Le public qui, jusque-là, s’était montré attentif et grave, éclata de rire. Le juge donna un coup de marteau sur la table pour rétablir le calme et demanda, moqueur :

– Babouchka ! Comment une circoncision peut-elle juste arriver ?

– Voilà: nous avons emmené notre adorable petit-fils prendre l’air dans son landau et, sans y prendre garde, nous nous sommes retrouvés dans une petite rue que nous ne connaissons pas. Soudain un jeune rabbin que nous n’avions jamais vu auparavant nous a demandé : voulez-vous que votre petit-fils juif soit circoncis comme tous les garçons juifs ?

– Bien sûr, avons-nous répondu. Il a alors pris un couteau et, avant que nous ne puissions réagir, notre petit-fils était circoncis.

Une fois de plus, les rires fusèrent chez le public.

– Babouchka ! Avez-vous terminé votre histoire ridicule ? demanda le juge qui tentait de garder un peu de sérieux à cette audience.

– Oui, Camarade juge ! rétorqua la grand-mère. Mais je veux que vous sachiez que je suis très heureuse de tout cela !

– Heureuse ? rugit le juge. Et de quoi donc ?

– Heureuse que notre cher petit-fils ait été circoncis. Comme vous, d’ailleurs, votre Honneur ! N’êtes-vous pas heureux d’être juif et circoncis ?

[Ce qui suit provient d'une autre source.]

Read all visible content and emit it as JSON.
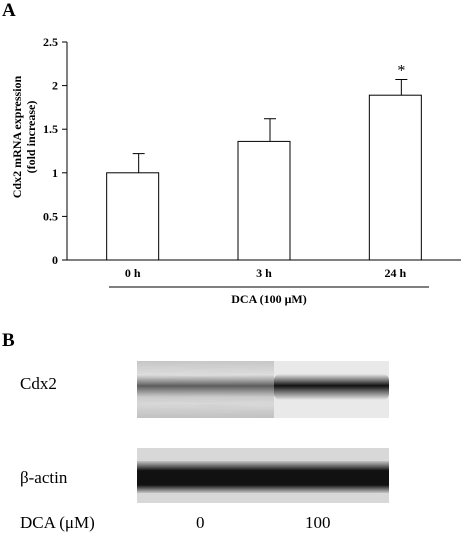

Malgré tous ses efforts, le juge ne put empêcher les ricanements et les remarques insidieuses. Enfin, il parvint à rétablir l’ordre. Il rappela le mari.

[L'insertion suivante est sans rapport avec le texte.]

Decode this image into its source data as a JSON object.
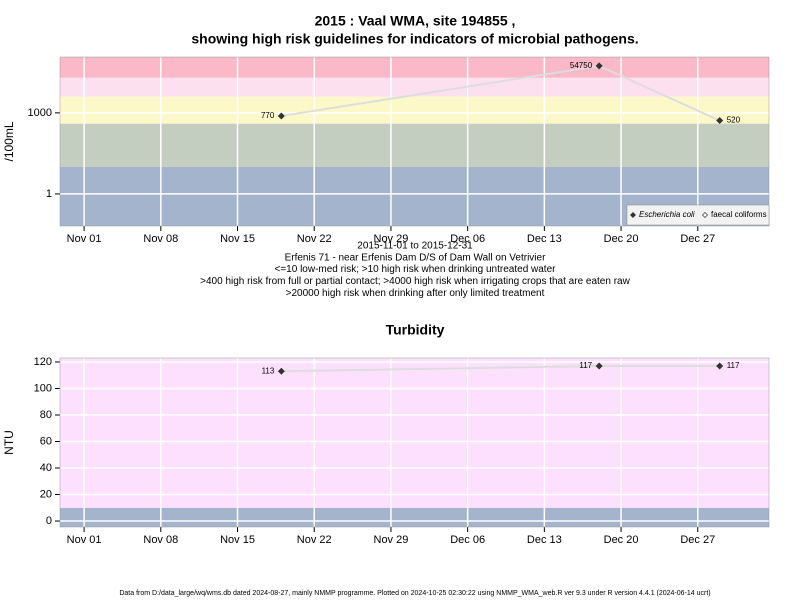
{
  "chart_data": [
    {
      "type": "line",
      "title": "2015 : Vaal WMA, site 194855 ,",
      "subtitle": "showing high risk guidelines for indicators of microbial pathogens.",
      "y_label": "/100mL",
      "log_y": true,
      "grid": true,
      "legend": "bottom-right",
      "notes": [
        "2015-11-01 to 2015-12-31",
        "Erfenis 71 - near Erfenis Dam D/S of Dam Wall on Vetrivier",
        "<=10 low-med risk; >10 high risk when drinking untreated water",
        ">400 high risk from full or partial contact; >4000 high risk when irrigating crops that are eaten raw",
        ">20000 high risk when drinking after only limited treatment"
      ],
      "x": [
        18,
        47,
        58
      ],
      "xlim": [
        -2.2,
        62.5
      ],
      "xticks": [
        {
          "value": 0,
          "label": "Nov 01"
        },
        {
          "value": 7,
          "label": "Nov 08"
        },
        {
          "value": 14,
          "label": "Nov 15"
        },
        {
          "value": 21,
          "label": "Nov 22"
        },
        {
          "value": 28,
          "label": "Nov 29"
        },
        {
          "value": 35,
          "label": "Dec 06"
        },
        {
          "value": 42,
          "label": "Dec 13"
        },
        {
          "value": 49,
          "label": "Dec 20"
        },
        {
          "value": 56,
          "label": "Dec 27"
        }
      ],
      "ylim": [
        0.065,
        117000
      ],
      "yticks": [
        1,
        1000
      ],
      "bands": [
        {
          "lower": 0.065,
          "upper": 10,
          "color": "#a3b4cc"
        },
        {
          "lower": 10,
          "upper": 400,
          "color": "#c3cdc0"
        },
        {
          "lower": 400,
          "upper": 4000,
          "color": "#fdf8c8"
        },
        {
          "lower": 4000,
          "upper": 20000,
          "color": "#fde0f0"
        },
        {
          "lower": 20000,
          "upper": 117000,
          "color": "#fbb8c8"
        }
      ],
      "series": [
        {
          "name": "Escherichia coli",
          "color": "#333333",
          "values": [
            770,
            54750,
            520
          ]
        },
        {
          "name": "faecal coliforms",
          "color": "#333333",
          "values": [
            null,
            null,
            null
          ]
        }
      ]
    },
    {
      "type": "line",
      "title": "Turbidity",
      "y_label": "NTU",
      "log_y": false,
      "grid": true,
      "x": [
        18,
        47,
        58
      ],
      "xlim": [
        -2.2,
        62.5
      ],
      "xticks": [
        {
          "value": 0,
          "label": "Nov 01"
        },
        {
          "value": 7,
          "label": "Nov 08"
        },
        {
          "value": 14,
          "label": "Nov 15"
        },
        {
          "value": 21,
          "label": "Nov 22"
        },
        {
          "value": 28,
          "label": "Nov 29"
        },
        {
          "value": 35,
          "label": "Dec 06"
        },
        {
          "value": 42,
          "label": "Dec 13"
        },
        {
          "value": 49,
          "label": "Dec 20"
        },
        {
          "value": 56,
          "label": "Dec 27"
        }
      ],
      "ylim": [
        -4.5,
        123
      ],
      "yticks": [
        0,
        20,
        40,
        60,
        80,
        100,
        120
      ],
      "bands": [
        {
          "lower": -4.5,
          "upper": 10,
          "color": "#a3b4cc"
        },
        {
          "lower": 10,
          "upper": 123,
          "color": "#fde0fd"
        }
      ],
      "series": [
        {
          "name": "Turbidity",
          "color": "#333333",
          "values": [
            113,
            117,
            117
          ]
        }
      ]
    }
  ],
  "footer": "Data from D:/data_large/wq/wms.db dated 2024-08-27, mainly NMMP programme. Plotted on 2024-10-25 02:30:22 using NMMP_WMA_web.R ver 9.3 under R version 4.4.1 (2024-06-14 ucrt)"
}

– Dites moi, Camarade, héros de la nation et du Communisme ! A part cette malheureuse affaire, avez-vous d’autres raisons de vouloir divorcer ?

– Non, Camarade Juge ! Aucune !

– Si je vous dis que votre épouse n’est pas coupable, accepteriez-vous de reprendre la vie commune ?

– Bien sûr, Camarade !

– Alors voici la décision. Votre femme est innocente. Tout ceci est de la faute de vos beaux-parents. Je les condamne à une amende de cinquante roubles pour leur insistance à perpétuer ces pratiques d’un autre âge. Telle est la décision du tribunal du peuple de Gomel !

Tandis que les spectateurs quittaient la salle, ils ne pouvaient qu’admirer silencieusement le plan ingénieux monté par ces jeunes membres du Parti qui avaient tenu à faire circoncire leur fils tout en conservant leur carte du Parti et leur fonction.

Et tous les Juifs présents avaient compris que cette affabulation n’avait qu’un seul but : protéger l’identité du seul « Mohel » de la ville : Rav Its’hak Elchanan Shagalov.